I’ve been asking everyone who shuns conflict and violence this very question: ‘Why is it a good idea to eliminate and remove conflict from our lives? Because it’s ‘scary’? Because it means that one might Lose? That the lie of ‘equality’ might be exposed for what it truly is?’ and have never really gotten a good answer. Just that ‘we should all get along and embrace all our differences’.
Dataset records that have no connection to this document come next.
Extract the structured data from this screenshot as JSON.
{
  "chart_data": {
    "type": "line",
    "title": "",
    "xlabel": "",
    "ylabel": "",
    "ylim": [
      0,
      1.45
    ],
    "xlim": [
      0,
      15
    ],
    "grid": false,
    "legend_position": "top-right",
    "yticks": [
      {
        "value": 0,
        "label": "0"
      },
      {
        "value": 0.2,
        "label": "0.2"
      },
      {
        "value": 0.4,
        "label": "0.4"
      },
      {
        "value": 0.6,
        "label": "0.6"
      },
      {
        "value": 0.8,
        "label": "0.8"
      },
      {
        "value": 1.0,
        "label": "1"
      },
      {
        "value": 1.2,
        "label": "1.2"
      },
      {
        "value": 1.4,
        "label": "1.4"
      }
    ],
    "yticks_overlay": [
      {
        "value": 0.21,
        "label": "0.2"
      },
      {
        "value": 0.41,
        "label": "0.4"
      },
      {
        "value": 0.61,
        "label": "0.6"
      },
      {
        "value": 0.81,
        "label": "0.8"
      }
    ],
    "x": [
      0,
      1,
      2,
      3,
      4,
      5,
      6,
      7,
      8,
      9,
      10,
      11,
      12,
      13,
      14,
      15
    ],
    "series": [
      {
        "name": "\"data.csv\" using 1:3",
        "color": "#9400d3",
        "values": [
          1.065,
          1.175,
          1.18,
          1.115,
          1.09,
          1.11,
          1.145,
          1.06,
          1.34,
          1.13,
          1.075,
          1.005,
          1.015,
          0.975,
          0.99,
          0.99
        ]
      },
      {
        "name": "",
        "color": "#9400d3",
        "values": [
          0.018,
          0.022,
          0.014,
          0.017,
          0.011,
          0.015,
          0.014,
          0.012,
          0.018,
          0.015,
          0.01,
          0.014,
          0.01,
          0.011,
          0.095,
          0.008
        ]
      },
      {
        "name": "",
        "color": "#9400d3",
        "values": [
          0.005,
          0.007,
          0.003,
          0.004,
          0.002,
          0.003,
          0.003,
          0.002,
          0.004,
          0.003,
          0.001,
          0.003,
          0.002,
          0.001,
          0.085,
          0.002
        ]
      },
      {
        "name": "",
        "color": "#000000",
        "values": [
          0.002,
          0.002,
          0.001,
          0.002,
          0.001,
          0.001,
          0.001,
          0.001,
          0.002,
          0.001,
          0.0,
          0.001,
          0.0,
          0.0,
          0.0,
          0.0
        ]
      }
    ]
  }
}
Conflict has been just as much of the Human condition as breathing has been. And yet society shuns it now that everything is required to be ‘easy’ and ‘non-threatening’. And we’ve done THAT so that there are no ‘losers’ or people who could be upset by failure or pain. We’ve been converted to the foolish notions that ‘we’re all equal and there’s no need to better ourselves or compete with others because it’s all meaningless’. We’ve gone from being intrepid explorers braving the Utterly Unknown with nothing but our wits and determination to guide us to whimpering whiners who cringe from the slightest sharp word or challenge in less than 200 years.

This is just another reason why Humanity is Doomed.

………………………………………………………………………………………………………

*pussi is a term that I’m formalizing as a derivative of the term pusillanimous: lacking courage, fortitude, strength and resilience. So if you see the term ‘pussi’, it will refer to anyone that I observe to be completely lacking in the traits that are required to indicate that one is an Honorable and Upstanding Man or Woman. This definition will be fleshed out as we journey onward.

**The only Doctors I see are Dr. House, Dr. Mallard, Dr. Watson and Dr. Beverly Crusher. The rest are just overpaid gatekeepers to the pharmacy, as near as I can tell. I haven’t decided if I’m willing to see this Dr. Who character. If I’m going to a doctor, I want Answers, not more Questions and a doctor whose name is a Question is a warning sign that I just can’t ignore.

***Oh. It’s broken. It’s fine except for the, you know, U.S. National Debt of $18.33 Trillion and $16.91 Trillion in Total U.S. Personal Debt that nobody wants to discuss or legitimately address with legislation, the overwhelming partisan bickering that occurs in government (both at the national and state levels), two wars that America is still not done with, while having several others on the horizon, the overwhelming distrust/hatred that the majority of the Russian, Asian and Arab worlds have for Americans/Westerners, the GROSS income inequality and racial tensions that are brewing up domestic discord and the outright anger/distrust of an excessively powerful government by a growing % of Americans. None of that counts as being ‘broken’. Those are just works in progress! Relax, budday!